Bill Hauser, Stamford Central school board president, calls people around here “resilient.”  But, judging from plans on the drawing board, it’s more than that.  To wit:
• Covidien’s Hobart plant, former Tyco, former Mallinckrodt, former D.M. Graham Laboratories (which Doc Graham started in his garage in the 1960s), is expanding its local workforce to 800 employees, and is building the largest medical vault in the world.
• The venerable Delaware House on Stamford’s Main Street – the Delaware Inn for the past century – is in the midst of a $2 million redo into a mini-convention center, to be completed by fall, under the auspices of the Catskill Watershed Corp.
• Robinson Terrace, a nursing home, will begin construction of a $9.5 million adult home/assisted-living facility in the spring at county Route 18 and Buntine Road, according to Pam Harmon, administrator.   Funded 100 percent through a competitive HEAL-NY state grant, the building will include 30 rooms and studio apartments for residents, and 30 rooms for people who needed a higher level of care.  It will also create 40-50 “brand new jobs,” Harmon said.
• A half-dozen Main Street buildings will be renovated in Stamford this summer, and another half-dozen in Hobart, paid for with $3.5 million from the state’s Main Street and Restore New York programs, according to Stratigos.  The centerpiece in Hobart is the former Delaware Valley Propane building, which will house Liberty Rock Books, expanded to 85,000 volumes.
Book Village founder Dales believes this will push an already successful marketing effort to “critical mass.  Our only limiting factor is the number of buildings that are available.”
• A meat-processing plant for organically grown cattle is being proposed by Bill Eckland, owner of Eckland Farm Machinery.  The family has been part of the local business scene for generations.
• And the former Scotch Valley Ski Resort, an economic mainstay – and quality-of-life enhancement – before it closed 10 years ago, has been purchased by Oorah, a New Jersey-based philanthropy, with plans to reopen it and the adjoining 48-condo community, Deer Run Village.

The state Power Authority’s Blenheim-Gilboa Pump Storage Plant and the colleges at Oneonta also contribute to a stable employment base; Bassett has a clinic, and two-county ONC BOCES’ headquarters is in the former Rexmere Hotel.  Then there’s tourism and the second-home sector – 50 percent of the property around Stamford is owned by part-time residents. 

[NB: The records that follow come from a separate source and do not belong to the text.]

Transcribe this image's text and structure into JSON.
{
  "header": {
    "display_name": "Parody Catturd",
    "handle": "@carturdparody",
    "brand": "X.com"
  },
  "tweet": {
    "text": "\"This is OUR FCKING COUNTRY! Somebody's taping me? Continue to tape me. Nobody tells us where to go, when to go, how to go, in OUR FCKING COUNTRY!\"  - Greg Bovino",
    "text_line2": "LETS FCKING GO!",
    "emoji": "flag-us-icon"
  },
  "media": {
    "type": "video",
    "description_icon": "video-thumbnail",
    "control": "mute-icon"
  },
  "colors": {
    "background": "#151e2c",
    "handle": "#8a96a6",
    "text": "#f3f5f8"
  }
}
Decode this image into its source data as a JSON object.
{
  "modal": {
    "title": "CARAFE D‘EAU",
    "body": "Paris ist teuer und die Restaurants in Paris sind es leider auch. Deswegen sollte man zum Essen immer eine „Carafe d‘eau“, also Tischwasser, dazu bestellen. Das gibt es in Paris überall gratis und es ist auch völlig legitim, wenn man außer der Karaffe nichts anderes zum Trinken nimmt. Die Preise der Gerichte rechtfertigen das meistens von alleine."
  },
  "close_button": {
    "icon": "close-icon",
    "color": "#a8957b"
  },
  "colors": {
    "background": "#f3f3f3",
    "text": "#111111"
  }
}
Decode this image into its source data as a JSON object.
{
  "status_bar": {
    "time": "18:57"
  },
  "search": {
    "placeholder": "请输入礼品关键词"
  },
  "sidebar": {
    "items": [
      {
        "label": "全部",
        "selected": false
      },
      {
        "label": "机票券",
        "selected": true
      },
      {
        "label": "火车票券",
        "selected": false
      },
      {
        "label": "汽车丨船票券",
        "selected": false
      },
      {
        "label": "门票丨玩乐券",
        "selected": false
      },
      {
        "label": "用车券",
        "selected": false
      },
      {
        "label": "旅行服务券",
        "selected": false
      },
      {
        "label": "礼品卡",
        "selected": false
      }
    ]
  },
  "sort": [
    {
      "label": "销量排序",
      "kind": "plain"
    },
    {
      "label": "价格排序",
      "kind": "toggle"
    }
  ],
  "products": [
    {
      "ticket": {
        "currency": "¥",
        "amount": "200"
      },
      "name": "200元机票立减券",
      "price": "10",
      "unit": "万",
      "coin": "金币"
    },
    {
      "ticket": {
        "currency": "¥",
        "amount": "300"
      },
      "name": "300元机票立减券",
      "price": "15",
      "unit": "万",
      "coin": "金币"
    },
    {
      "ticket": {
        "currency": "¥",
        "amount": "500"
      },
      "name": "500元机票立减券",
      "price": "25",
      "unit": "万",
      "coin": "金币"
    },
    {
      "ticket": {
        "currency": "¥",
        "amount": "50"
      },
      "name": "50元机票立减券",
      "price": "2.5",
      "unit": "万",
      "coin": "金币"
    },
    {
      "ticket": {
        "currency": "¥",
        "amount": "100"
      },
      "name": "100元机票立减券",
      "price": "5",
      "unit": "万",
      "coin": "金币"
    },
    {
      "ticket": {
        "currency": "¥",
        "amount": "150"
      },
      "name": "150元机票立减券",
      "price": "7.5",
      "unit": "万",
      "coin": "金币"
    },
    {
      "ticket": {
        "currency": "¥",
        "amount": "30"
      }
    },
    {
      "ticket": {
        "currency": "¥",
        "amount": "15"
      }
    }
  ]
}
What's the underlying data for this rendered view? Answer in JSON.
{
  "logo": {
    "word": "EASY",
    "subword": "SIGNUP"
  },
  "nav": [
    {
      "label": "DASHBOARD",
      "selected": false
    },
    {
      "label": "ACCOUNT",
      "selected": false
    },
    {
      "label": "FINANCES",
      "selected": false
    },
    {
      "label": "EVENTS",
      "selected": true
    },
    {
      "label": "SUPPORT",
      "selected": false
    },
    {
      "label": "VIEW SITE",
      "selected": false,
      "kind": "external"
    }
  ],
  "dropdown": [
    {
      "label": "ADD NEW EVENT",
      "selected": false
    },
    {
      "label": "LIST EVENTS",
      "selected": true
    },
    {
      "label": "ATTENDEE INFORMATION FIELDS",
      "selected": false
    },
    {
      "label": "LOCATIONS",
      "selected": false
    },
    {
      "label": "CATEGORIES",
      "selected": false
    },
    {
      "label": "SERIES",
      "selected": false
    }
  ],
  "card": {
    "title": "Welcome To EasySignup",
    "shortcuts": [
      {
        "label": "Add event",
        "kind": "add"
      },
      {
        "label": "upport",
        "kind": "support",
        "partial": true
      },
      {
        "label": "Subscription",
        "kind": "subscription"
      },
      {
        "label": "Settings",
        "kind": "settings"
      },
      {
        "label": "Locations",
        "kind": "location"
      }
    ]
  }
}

Stratigos, Kundzins-Tan and Dales are just a sampling of a varied and enthusiastic leadership corps that is moving all these efforts forward.
Stamford has an energetic village mayor, Mike Jacobs, the hard-driving defense lawyer.  The description is literal, too:  He races sports cars at Watkins Glen, Lime Rock and across the nation, and has dabbled in NASCAR as well.
His counterpart in the town, Supervisor Mike Triolo, a retired banker, is economic development director for the Catskill Watershed Corp., which since a 1998 compact between New York City and its reservoir-watershed communities is committed to providing economic-development funds and assistance.
In addition to Western Catskill and Catskill Watershed, two well-watered foundations – Robinson Broadhurst ($40 million in assets) and the O’Connor ($60 million) – are looking out for the community good.
On Oct. 6, for instance, Robinson Broadhurt hosted a luncheon at Fred’s – owner Larry Johnston recently completed its renovation – for 60-some community leaders to launch a strategic-planning effort, facilitated by Andrew Marietta, director of Oneonta-based Council for Community Non-Profits.
The result, Marietta reported:  a 30-member steering committee and a list of community priorities to pursue. 
Robinson Broadhurst’s chairman Lad McKenzie said the steering committee will meet in April to decide on a first project that will yield concrete results.
There’s a lot going on in Stamford, McKenzie said.  “The main reason (for the luncheon),” he said, “was to get organizations together, and try to work together rather than everybody off doing their own thing.”
The best, it seems, may be yet to come.